What is GST?
A goods and services tax (GST) is a 10% tax added on to the sale of most goods and services ('taxable sales') consumed in Australia from 1 July 2000.
GST is paid at each step in the supply chain, with entities charging GST in the price of goods and services supplied. However, entities that are registered for GST (and have been issued with an Australian Business Number (ABN)), can claim input tax credits from the ATO for any GST included in the price paid for goods, services and anything else purchased for the entity. This means that the GST liability flows along the supply chain and is actually included in the price paid by the consumer, who cannot claim input tax credits.
However, the liability to pay GST rests on the supplier of goods and services, not on the customer. In other words, even if GST is not included in the price of goods and services supplied, GST is still payable to the ATO.
The GST section of the business activity statement (BAS) is to be used by entities to:
report the GST payable on taxable sales made, and
claim the GST included in the price paid for purchases and the GST paid on anything imported for use in the enterprise.
GST on taxable importations is payable by entities that are registered for GST as well as those that are not, including individuals and other entities who may not even be carrying on an enterprise. The Australian Customs Service generally collects GST, along with customs duty, on imported goods when they enter the country. Entities that are registered for GST are entitled to input tax credits for the GST paid on anything imported for use in the enterprise.
Some sales are not subject to GST and are either GST-free sales or input taxed sales.
If sales are GST-free then GST is not payable, but the supplying entity is entitled to claim input tax credits for anything purchased or imported for use in the enterprise. GST-free sales include most food, exports, sewerage and water, eligible childcare, non-commercial activities of charitable institutions, and most education and health services.
If sales are input taxed then GST is also not payable, but the entity is not entitled to claim input tax credits for anything purchased or imported to make the sale. Input taxed sales include financial sales, sales of residential rent and residential premises, and some sales of precious metals.
Examples of GST in operation:
Lawrie, a timber merchant, sells timber to Trish, a furniture manufacturer, for $220 (including $20 GST).
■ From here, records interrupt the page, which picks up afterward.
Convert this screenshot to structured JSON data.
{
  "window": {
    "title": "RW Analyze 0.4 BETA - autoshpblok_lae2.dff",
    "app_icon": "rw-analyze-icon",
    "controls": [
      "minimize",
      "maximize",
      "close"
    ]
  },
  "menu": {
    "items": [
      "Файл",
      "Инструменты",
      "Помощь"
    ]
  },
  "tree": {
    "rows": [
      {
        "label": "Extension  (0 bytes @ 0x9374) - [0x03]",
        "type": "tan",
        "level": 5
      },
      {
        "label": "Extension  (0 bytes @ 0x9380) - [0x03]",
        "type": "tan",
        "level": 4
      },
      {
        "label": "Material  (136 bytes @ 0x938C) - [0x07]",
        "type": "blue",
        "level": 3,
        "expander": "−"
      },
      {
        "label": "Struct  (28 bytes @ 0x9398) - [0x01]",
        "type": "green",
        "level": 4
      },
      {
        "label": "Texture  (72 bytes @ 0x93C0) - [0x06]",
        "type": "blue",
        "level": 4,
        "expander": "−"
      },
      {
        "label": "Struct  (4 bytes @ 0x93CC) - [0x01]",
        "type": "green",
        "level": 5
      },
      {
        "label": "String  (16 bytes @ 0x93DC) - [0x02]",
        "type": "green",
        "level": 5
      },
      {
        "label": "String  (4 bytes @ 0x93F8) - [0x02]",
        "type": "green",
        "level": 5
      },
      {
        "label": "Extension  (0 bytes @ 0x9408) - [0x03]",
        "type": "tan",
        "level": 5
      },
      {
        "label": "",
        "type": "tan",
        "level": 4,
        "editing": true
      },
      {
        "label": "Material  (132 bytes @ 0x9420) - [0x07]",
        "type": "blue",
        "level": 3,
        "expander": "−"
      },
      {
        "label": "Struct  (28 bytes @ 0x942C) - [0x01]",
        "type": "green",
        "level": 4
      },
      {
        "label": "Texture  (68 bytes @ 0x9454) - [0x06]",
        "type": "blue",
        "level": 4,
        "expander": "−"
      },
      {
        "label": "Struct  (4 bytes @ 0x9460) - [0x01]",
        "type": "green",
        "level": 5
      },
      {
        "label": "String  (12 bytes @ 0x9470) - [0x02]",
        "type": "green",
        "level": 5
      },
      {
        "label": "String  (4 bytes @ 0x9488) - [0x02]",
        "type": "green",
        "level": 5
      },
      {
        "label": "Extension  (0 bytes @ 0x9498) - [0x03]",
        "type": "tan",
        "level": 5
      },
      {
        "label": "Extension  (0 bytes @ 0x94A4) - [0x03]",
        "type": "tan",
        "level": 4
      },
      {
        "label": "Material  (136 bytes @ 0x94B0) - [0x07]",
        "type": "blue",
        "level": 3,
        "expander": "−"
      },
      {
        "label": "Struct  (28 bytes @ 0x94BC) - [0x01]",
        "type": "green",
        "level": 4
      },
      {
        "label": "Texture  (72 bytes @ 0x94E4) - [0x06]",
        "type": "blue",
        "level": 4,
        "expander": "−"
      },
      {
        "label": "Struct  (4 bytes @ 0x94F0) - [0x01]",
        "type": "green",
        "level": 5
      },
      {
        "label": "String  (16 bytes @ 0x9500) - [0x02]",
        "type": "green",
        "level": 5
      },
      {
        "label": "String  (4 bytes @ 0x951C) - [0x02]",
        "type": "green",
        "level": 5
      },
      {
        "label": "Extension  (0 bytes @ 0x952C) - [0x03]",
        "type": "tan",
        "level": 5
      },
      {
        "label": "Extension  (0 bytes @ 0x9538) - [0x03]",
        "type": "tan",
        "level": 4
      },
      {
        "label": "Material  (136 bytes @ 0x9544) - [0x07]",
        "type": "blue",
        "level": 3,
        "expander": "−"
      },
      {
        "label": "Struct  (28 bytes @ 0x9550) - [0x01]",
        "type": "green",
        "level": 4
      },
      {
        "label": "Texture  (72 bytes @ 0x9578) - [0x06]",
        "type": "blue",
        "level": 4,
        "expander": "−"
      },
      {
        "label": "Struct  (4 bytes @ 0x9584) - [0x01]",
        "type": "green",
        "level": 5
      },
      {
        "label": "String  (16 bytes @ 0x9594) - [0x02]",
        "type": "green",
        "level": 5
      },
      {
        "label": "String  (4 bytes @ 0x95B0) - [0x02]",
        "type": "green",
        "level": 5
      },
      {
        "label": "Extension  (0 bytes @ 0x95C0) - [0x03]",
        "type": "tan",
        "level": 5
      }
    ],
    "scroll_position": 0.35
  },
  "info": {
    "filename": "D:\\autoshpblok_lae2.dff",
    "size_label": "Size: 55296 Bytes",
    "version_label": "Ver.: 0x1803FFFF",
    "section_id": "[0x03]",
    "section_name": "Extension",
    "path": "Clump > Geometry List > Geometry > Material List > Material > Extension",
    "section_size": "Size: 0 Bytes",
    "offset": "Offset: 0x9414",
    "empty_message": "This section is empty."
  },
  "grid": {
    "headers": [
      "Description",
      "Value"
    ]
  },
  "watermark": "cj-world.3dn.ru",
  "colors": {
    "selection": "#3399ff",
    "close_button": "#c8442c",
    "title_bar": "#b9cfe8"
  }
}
Trish uses the timber to make a table and sells it to Gus, a furniture retailer, for $440 (including $40 GST).
Gus sells the table to Owen, a consumer, for $550 (including $50 GST).
Lawrie pays the $20 GST to the ATO.
Trish is entitled to an input tax credit for the $20 GST included in the price paid to Lawrie. She offsets this $20 against the $40 GST payable on the sale of the table to Gus and pays $20 to the ATO.
Gus is entitled to an input tax credit for the $40 GST included in the price paid to Trish. He offsets this $40 against the $50 GST payable on the sale of the table to Owen and pays $10 to the ATO.
Owen, the consumer who buys the table, bears the GST because consumers cannot claim input tax credits.